Identifiant pérenne de la notice : 264627040
Notice de type
Notice de regroupement
Note publique d'information : Contexte : La COVID-19 est une maladie respiratoire apparue en Décembre 2019. Les
formes graves avec nécessité d’hospitalisation en réanimation semblent caractérisées
par une réaction inflammatoire intense susceptible de générer des perturbations importantes
du métabolisme glucidique. De nombreuses études ont montré l’impact délétère de l’hyperglycémie
de stress sur le pronostic des patients en réanimation. L’objectif de cette étude
est de décrire l’incidence des anomalies glucidiques au cours de la pathologie à COVID-19
sévère en réanimation et d’étudier les associations entre le métabolisme glucidique
et le devenir des patients ayant contracté une forme grave. Matériel et méthode :
Nous avons réalisé une étude observationnelle, rétrospective, multicentrique sur les
CHU de Dijon et de Besançon. La population étudiée est composée de patients de plus
de 18 ans, non diabétiques, hospitalisés en réanimation pour forme grave de COVID-19
entre le 1er Mars 2020 et le 15 Mai 2020. Le critère de jugement principal était la
présence d’un trouble glycémique caractérisé par la présence d’une hypoglycémie (<
0,6 g/L), d’une hyperglycémie (> 2 g/L) ou la nécessité d’un traitement par insuline.
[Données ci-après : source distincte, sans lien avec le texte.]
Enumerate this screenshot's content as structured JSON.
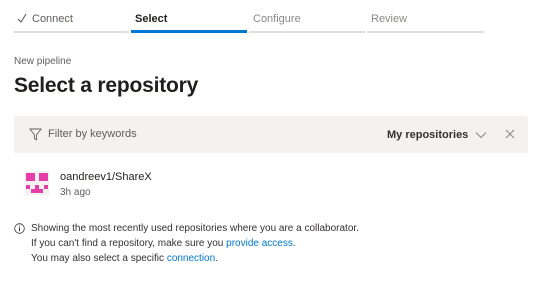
{
  "steps": [
    {
      "label": "Connect",
      "state": "done"
    },
    {
      "label": "Select",
      "state": "active"
    },
    {
      "label": "Configure",
      "state": "pending"
    },
    {
      "label": "Review",
      "state": "pending"
    }
  ],
  "header": {
    "breadcrumb": "New pipeline",
    "title": "Select a repository"
  },
  "filter": {
    "placeholder": "Filter by keywords",
    "scope_label": "My repositories"
  },
  "repositories": [
    {
      "name": "oandreev1/ShareX",
      "time": "3h ago"
    }
  ],
  "info": {
    "line1": "Showing the most recently used repositories where you are a collaborator.",
    "line2_prefix": "If you can't find a repository, make sure you ",
    "line2_link": "provide access",
    "line2_suffix": ".",
    "line3_prefix": "You may also select a specific ",
    "line3_link": "connection",
    "line3_suffix": "."
  },
  "colors": {
    "accent": "#0078d4",
    "avatar": "#e3008c",
    "filter_bg": "#f3f2f1"
  },
  "icons": {
    "done_step": "check-icon",
    "filter": "filter-icon",
    "scope_dropdown": "chevron-down-icon",
    "clear_filter": "close-icon",
    "info": "info-icon",
    "repo_avatar": "identicon-avatar"
  }
}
Les critères de jugement secondaires étaient la mortalité à J28, le nombre de jours
sans ventilation mécanique à J28, la survenue de complications durant le séjour en
réanimation et la variabilité glycémique, qui correspond à la différence entre la
glycémie maximum et minimum des 24 premières heures.Résultats : L‘incidence de la
survenue d’une anomalie de la régulation glucidique était de 20 patients sur 95 (21%),
16 patients ont présenté une hyperglycémie (17%) et 4 patients ont présenté une hypoglycémie
(4%). Seize patients ont nécessité un traitement par insuline dès leur admission (17%).
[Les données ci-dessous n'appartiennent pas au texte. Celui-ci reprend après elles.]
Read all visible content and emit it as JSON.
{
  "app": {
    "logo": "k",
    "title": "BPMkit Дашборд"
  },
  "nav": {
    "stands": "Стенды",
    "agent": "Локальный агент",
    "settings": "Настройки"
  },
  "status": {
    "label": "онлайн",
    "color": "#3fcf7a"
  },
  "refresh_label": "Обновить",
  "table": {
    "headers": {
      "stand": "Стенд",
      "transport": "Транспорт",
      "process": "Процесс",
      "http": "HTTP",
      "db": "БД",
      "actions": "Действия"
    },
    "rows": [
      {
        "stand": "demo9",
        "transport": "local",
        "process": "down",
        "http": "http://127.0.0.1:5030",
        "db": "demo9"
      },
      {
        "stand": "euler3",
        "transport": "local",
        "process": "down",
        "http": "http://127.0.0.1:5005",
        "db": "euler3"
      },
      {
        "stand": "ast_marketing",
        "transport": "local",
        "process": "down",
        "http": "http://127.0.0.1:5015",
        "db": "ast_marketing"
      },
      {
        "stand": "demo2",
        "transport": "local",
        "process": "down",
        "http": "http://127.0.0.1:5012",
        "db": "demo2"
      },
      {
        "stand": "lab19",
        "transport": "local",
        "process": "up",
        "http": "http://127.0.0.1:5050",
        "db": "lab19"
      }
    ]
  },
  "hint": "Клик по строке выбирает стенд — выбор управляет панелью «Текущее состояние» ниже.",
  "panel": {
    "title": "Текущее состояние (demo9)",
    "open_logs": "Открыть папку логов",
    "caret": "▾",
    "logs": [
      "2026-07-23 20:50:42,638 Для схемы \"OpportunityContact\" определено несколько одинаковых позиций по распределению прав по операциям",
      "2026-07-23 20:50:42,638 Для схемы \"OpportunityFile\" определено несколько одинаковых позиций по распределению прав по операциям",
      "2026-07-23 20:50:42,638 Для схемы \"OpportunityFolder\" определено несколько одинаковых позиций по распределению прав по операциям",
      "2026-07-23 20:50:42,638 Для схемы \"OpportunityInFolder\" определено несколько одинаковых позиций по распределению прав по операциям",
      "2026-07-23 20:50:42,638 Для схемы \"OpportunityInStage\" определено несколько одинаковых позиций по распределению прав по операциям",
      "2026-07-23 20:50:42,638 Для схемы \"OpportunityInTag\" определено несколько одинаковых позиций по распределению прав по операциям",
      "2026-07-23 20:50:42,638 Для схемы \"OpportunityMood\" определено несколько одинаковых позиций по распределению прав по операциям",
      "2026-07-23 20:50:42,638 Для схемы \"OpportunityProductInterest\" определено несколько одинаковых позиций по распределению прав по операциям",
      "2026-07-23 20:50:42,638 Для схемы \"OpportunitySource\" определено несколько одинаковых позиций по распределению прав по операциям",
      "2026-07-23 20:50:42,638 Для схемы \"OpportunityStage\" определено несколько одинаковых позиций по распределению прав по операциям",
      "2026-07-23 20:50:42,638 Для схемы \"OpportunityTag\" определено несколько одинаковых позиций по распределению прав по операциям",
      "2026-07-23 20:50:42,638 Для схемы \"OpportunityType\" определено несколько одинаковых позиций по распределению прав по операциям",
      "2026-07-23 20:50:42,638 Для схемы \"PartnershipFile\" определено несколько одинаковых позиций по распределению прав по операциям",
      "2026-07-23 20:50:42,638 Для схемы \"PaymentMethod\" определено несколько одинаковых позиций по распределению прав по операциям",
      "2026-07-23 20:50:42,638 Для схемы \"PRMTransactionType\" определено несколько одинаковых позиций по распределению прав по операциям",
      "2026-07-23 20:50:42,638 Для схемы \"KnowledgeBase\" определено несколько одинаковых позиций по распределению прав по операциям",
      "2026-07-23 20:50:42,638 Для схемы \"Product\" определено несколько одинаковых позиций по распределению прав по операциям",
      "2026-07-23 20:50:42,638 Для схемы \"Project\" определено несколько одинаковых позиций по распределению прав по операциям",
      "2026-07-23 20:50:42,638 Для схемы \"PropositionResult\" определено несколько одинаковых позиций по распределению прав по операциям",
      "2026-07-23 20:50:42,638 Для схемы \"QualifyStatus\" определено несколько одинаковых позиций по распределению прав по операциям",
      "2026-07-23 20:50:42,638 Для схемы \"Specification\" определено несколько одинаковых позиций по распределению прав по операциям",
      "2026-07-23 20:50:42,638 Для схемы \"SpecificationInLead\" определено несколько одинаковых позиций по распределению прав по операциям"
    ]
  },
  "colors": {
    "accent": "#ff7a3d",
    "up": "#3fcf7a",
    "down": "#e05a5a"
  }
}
Nous n’avons pas retrouvé de différence significative sur le nombre de désordres glycémiques
entre les patients vivants et sortis de réanimation à J28 et ceux décédés ou non sortis
à J28. Nous n’avons pas retrouvé de différences significatives entre les patients
ayant présenté des hyperglycémies et ceux n’en ayant pas présenté que ce soit sur
leurs caractéristiques, leurs complications, le nombre de jour sans ventilation mécanique
ou la mortalité. De même que précédemment, nous n’avons pas trouvé de différences
significatives en fonction de la présence d’une hypoglycémie. Discussion : Ces résultats
sont discordants de ceux de la littérature qui met en évidence des complications et
une mortalité plus importante chez les patients COVID-19 graves ayant présenté des
troubles du métabolisme glucidique. Nous expliquons ces différences par l’absence
de patients diabétiques dans notre étude, qui sont sujets à plus de complications
en réanimation, et par l’absence de standardisation des seuils d’hyperglycémie utilisés
dans les différentes études. Conclusion : L‘incidence de la survenue d’une anomalie
de la régulation glucidique était de 20 patients sur 95 (21%). Notre étude n’a pas
retrouvé d’association entre la présence de trouble du métabolisme glucidique et l’évolution
des patients non diabétiques en réanimation, hospitalisés pour forme sévère de COVID-19.